The appellant cites no authority to support his argument. In 15 Am. Jur., Criminal Law, Sec. 318, it is stated: "It seems that the law will excuse a person, when acting under coercion or compulsion, for committing most, if not all, crimes, except taking the life of *793 an innocent person. Even the crime of treason, if committed under the fear of death, may, it seems be excused. However, the authorities seem to be conclusive, at the common law, that no man can excuse himself, under the plea of necessity or compulsion, for taking the life of an innocent person."
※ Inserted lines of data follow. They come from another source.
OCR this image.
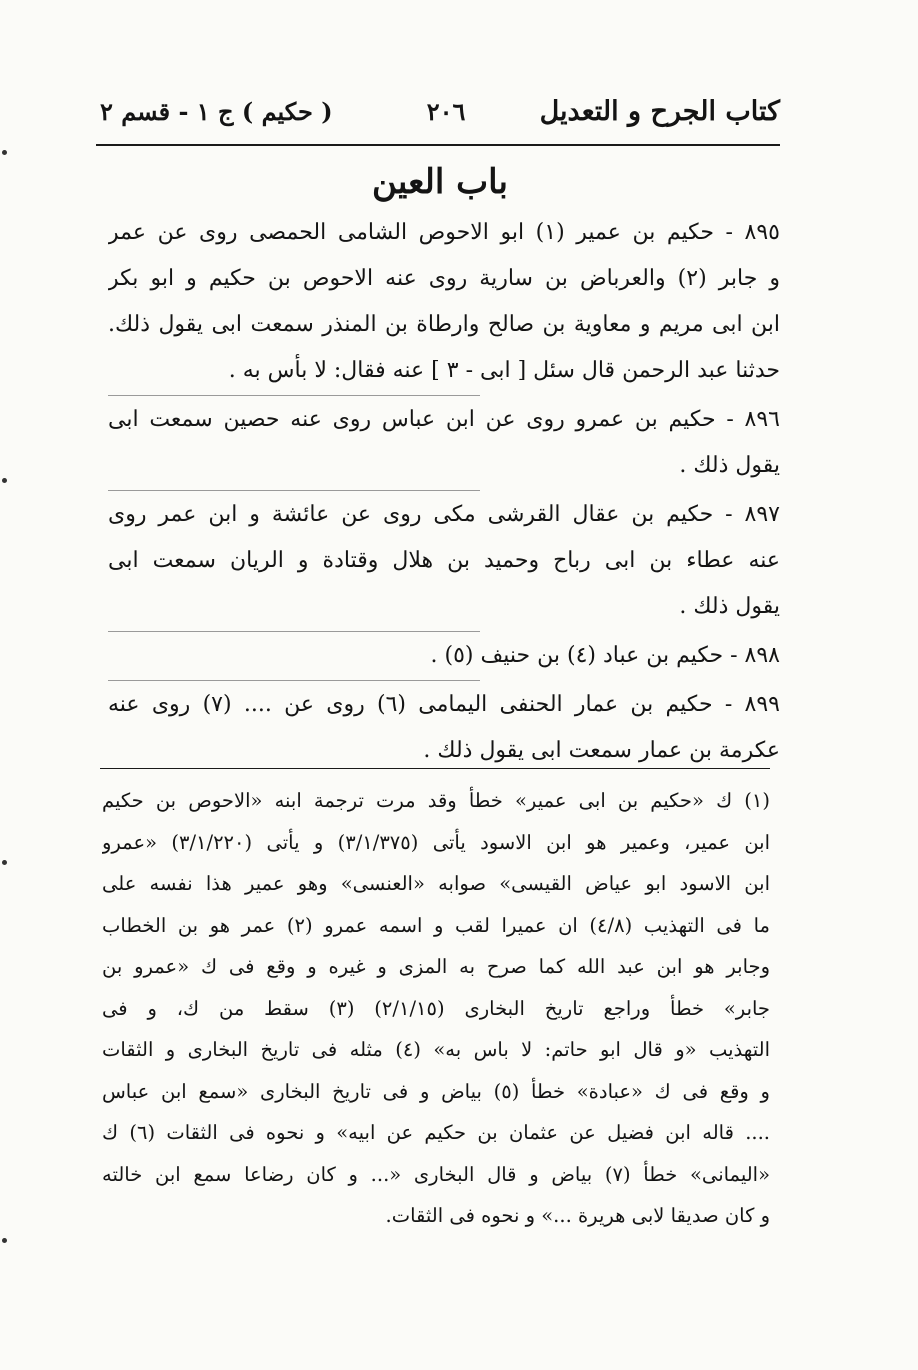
كتاب الجرح و التعديل
٢٠٦
( حكيم ) ج ١ - قسم ٢
باب العين
٨٩٥ - حكيم بن عمير (١) ابو الاحوص الشامى الحمصى روى عن عمر
و جابر (٢) والعرباض بن سارية روى عنه الاحوص بن حكيم و ابو بكر
ابن ابى مريم و معاوية بن صالح وارطاة بن المنذر سمعت ابى يقول ذلك.
حدثنا عبد الرحمن قال سئل [ ابى - ٣ ] عنه فقال: لا بأس به .
٨٩٦ - حكيم بن عمرو روى عن ابن عباس روى عنه حصين سمعت ابى
يقول ذلك .
٨٩٧ - حكيم بن عقال القرشى مكى روى عن عائشة و ابن عمر روى
عنه عطاء بن ابى رباح وحميد بن هلال وقتادة و الريان سمعت ابى
يقول ذلك .
٨٩٨ - حكيم بن عباد (٤) بن حنيف (٥) .
٨٩٩ - حكيم بن عمار الحنفى اليمامى (٦) روى عن .... (٧) روى عنه
عكرمة بن عمار سمعت ابى يقول ذلك .
(١) ك «حكيم بن ابى عمير» خطأ وقد مرت ترجمة ابنه «الاحوص بن حكيم
ابن عمير، وعمير هو ابن الاسود يأتى (٣/١/٣٧٥) و يأتى (٣/١/٢٢٠) «عمرو
ابن الاسود ابو عياض القيسى» صوابه «العنسى» وهو عمير هذا نفسه على
ما فى التهذيب (٤/٨) ان عميرا لقب و اسمه عمرو (٢) عمر هو بن الخطاب
وجابر هو ابن عبد الله كما صرح به المزى و غيره و وقع فى ك «عمرو بن
جابر» خطأ وراجع تاريخ البخارى (٢/١/١٥) (٣) سقط من ك، و فى
التهذيب «و قال ابو حاتم: لا باس به» (٤) مثله فى تاريخ البخارى و الثقات
و وقع فى ك «عبادة» خطأ (٥) بياض و فى تاريخ البخارى «سمع ابن عباس
.... قاله ابن فضيل عن عثمان بن حكيم عن ابيه» و نحوه فى الثقات (٦) ك
«اليمانى» خطأ (٧) بياض و قال البخارى «... و كان رضاعا سمع ابن خالته
و كان صديقا لابى هريرة ...» و نحوه فى الثقات.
In 26 Am. Jur., Homicide, Sec. 111, we find the following: "At common law no person can excuse himself for taking the life of an innocent person, on the ground that he acted under fear, coercion, compulsion, or duress. The command of a superior to an inferior — of a parent to a child, of a master to a servant, of a principal to an agent — will in no case justify the inferior in taking the life of an innocent person. The fact that the command of another to commit the homicide is enforced by threats of death does not relieve the accused from criminal liability. He cannot escape liability because he did the act to save his own life. This is especially true where the accused fails to take advantage of an opportunity to escape after knowing of the intent to compel him to commit the homicide."

This Court has followed the general rule as stated in the above authorities. In Taylor v. State, 158 Miss. 505, 130 So. 502, 504, the Court said: "The defendant, in his confession, stated that Washington compelled him, or ordered him, to do the shooting; and as he did the shooting, as he stated in his confession he did, in obedience to the orders of Washington, he is of course equally guilty as he would be had he done it entirely on his own volition. (Hn 3) A person is not authorized to take the life of another person at the command of a third person, whether he is in fear of such person or not, and if he and Washington were acting together, as the proof tended to show, being joint actors each was equally guilty regardless of who fired the fatal shot."
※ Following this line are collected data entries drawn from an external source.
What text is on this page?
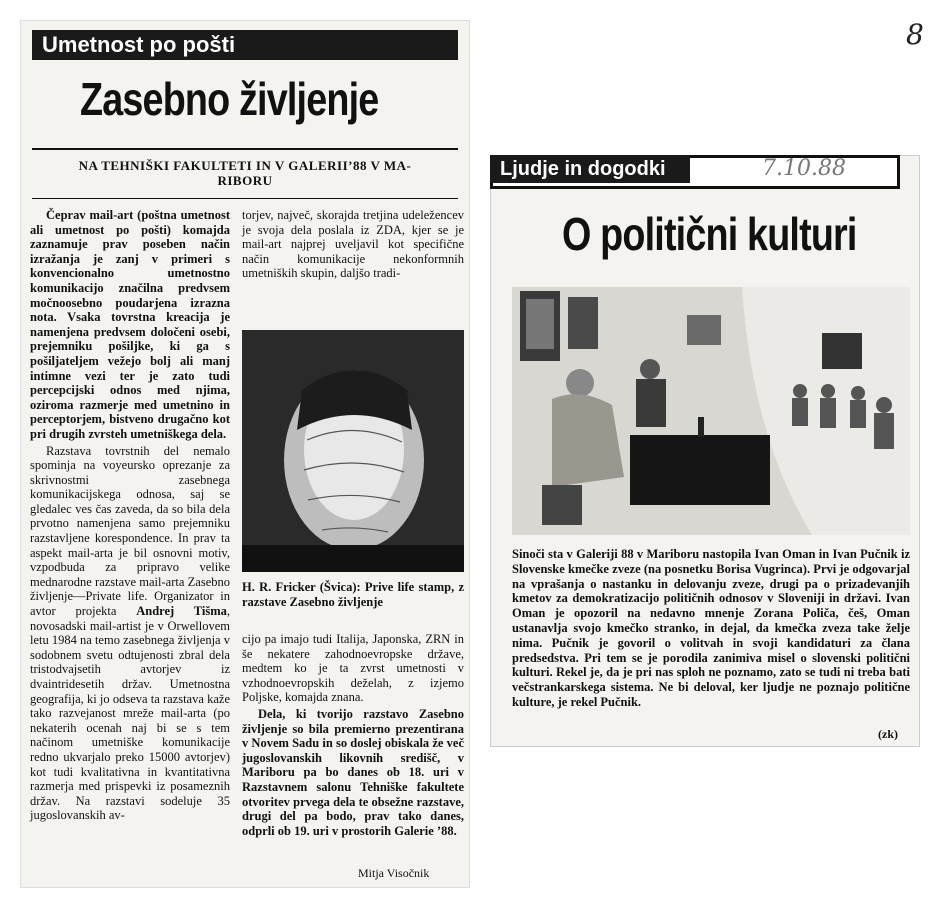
8
Umetnost po pošti
Zasebno življenje
NA TEHNIŠKI FAKULTETI IN V GALERII’88 V MA-
RIBORU

Čeprav mail-art (poštna umetnost ali umetnost po pošti) komajda zaznamuje prav poseben način izražanja je zanj v primeri s konvencionalno umetnostno komunikacijo značilna predvsem močnoosebno poudarjena izrazna nota. Vsaka tovrstna kreacija je namenjena predvsem določeni osebi, prejemniku pošiljke, ki ga s pošiljateljem vežejo bolj ali manj intimne vezi ter je zato tudi percepcijski odnos med njima, oziroma razmerje med umetnino in perceptorjem, bistveno drugačno kot pri drugih zvrsteh umetniškega dela.

Razstava tovrstnih del nemalo spominja na voyeursko oprezanje za skrivnostmi zasebnega komunikacijskega odnosa, saj se gledalec ves čas zaveda, da so bila dela prvotno namenjena samo prejemniku razstavljene korespondence. In prav ta aspekt mail-arta je bil osnovni motiv, vzpodbuda za pripravo velike mednarodne razstave mail-arta Zasebno življenje—Private life. Organizator in avtor projekta Andrej Tišma, novosadski mail-artist je v Orwellovem letu 1984 na temo zasebnega življenja v sodobnem svetu odtujenosti zbral dela tristodvajsetih avtorjev iz dvaintridesetih držav. Umetnostna geografija, ki jo odseva ta razstava kaže tako razvejanost mreže mail-arta (po nekaterih ocenah naj bi se s tem načinom umetniške komunikacije redno ukvarjalo preko 15000 avtorjev) kot tudi kvalitativna in kvantitativna razmerja med prispevki iz posameznih držav. Na razstavi sodeluje 35 jugoslovanskih av-

torjev, največ, skorajda tretjina udeležencev je svoja dela poslala iz ZDA, kjer se je mail-art najprej uveljavil kot specifične način komunikacije nekonformnih umetniških skupin, daljšo tradi-

H. R. Fricker (Švica): Prive life stamp, z razstave Zasebno življenje

cijo pa imajo tudi Italija, Japonska, ZRN in še nekatere zahodnoevropske države, medtem ko je ta zvrst umetnosti v vzhodnoevropskih deželah, z izjemo Poljske, komajda znana.

Dela, ki tvorijo razstavo Zasebno življenje so bila premierno prezentirana v Novem Sadu in so doslej obiskala že več jugoslovanskih likovnih središč, v Mariboru pa bo danes ob 18. uri v Razstavnem salonu Tehniške fakultete otvoritev prvega dela te obsežne razstave, drugi del pa bodo, prav tako danes, odprli ob 19. uri v prostorih Galerie ’88.

Mitja Visočnik
Ljudje in dogodki	7.10.88
O politični kulturi
Sinoči sta v Galeriji 88 v Mariboru nastopila Ivan Oman in Ivan Pučnik iz Slovenske kmečke zveze (na posnetku Borisa Vugrinca). Prvi je odgovarjal na vprašanja o nastanku in delovanju zveze, drugi pa o prizadevanjih kmetov za demokratizacijo političnih odnosov v Sloveniji in državi. Ivan Oman je opozoril na nedavno mnenje Zorana Poliča, češ, Oman ustanavlja svojo kmečko stranko, in dejal, da kmečka zveza take želje nima. Pučnik je govoril o volitvah in svoji kandidaturi za člana predsedstva. Pri tem se je porodila zanimiva misel o slovenski politični kulturi. Rekel je, da je pri nas sploh ne poznamo, zato se tudi ni treba bati večstrankarskega sistema. Ne bi deloval, ker ljudje ne poznajo politične kulture, je rekel Pučnik.
(zk)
In view of what has been said above, the court committed no error in refusing the appellant the following instruction: "The court instructs the jury for the defendant *794 that if you believe from the evidence in this case that the defendant was forced through fear of bodily harm to commit the alleged assault and battery, and that he had no intent to kill and murder the said Hattie Lee Barnes, then it would be your sworn duty to find the defendant not guilty."
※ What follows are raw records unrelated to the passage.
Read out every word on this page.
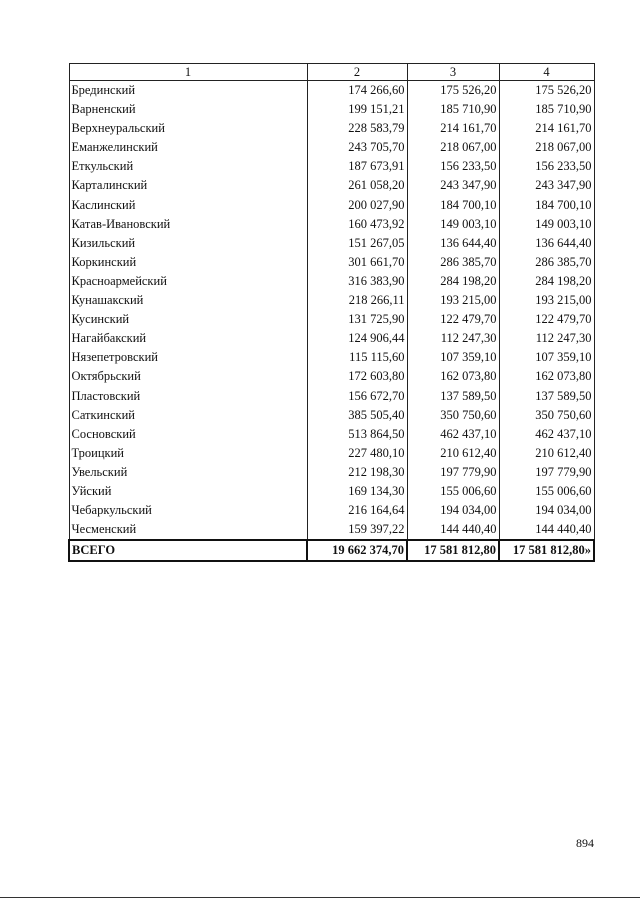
1	2	3	4
Брединский	174 266,60	175 526,20	175 526,20
Варненский	199 151,21	185 710,90	185 710,90
Верхнеуральский	228 583,79	214 161,70	214 161,70
Еманжелинский	243 705,70	218 067,00	218 067,00
Еткульский	187 673,91	156 233,50	156 233,50
Карталинский	261 058,20	243 347,90	243 347,90
Каслинский	200 027,90	184 700,10	184 700,10
Катав-Ивановский	160 473,92	149 003,10	149 003,10
Кизильский	151 267,05	136 644,40	136 644,40
Коркинский	301 661,70	286 385,70	286 385,70
Красноармейский	316 383,90	284 198,20	284 198,20
Кунашакский	218 266,11	193 215,00	193 215,00
Кусинский	131 725,90	122 479,70	122 479,70
Нагайбакский	124 906,44	112 247,30	112 247,30
Нязепетровский	115 115,60	107 359,10	107 359,10
Октябрьский	172 603,80	162 073,80	162 073,80
Пластовский	156 672,70	137 589,50	137 589,50
Саткинский	385 505,40	350 750,60	350 750,60
Сосновский	513 864,50	462 437,10	462 437,10
Троицкий	227 480,10	210 612,40	210 612,40
Увельский	212 198,30	197 779,90	197 779,90
Уйский	169 134,30	155 006,60	155 006,60
Чебаркульский	216 164,64	194 034,00	194 034,00
Чесменский	159 397,22	144 440,40	144 440,40
ВСЕГО	19 662 374,70	17 581 812,80	17 581 812,80»
894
(Hn 4) The appellant also argues that the court erred in refusing to admit certain evidence pertaining to a homicide which occurred in Pike County. This was not assigned as error, but after considering same, we are of the opinion that there is no merit in this argument, as the ruling of the court was proper. Neither is there any merit in the assignment that the evidence is insufficient to support the verdict. There was ample evidence to support the verdict of the jury and the judgment of the court below is affirmed.

Affirmed.

PER CURIAM.

The above opinion is adopted as the opinion of the Court and for the reasons therein indicated, the judgment of the court below is affirmed.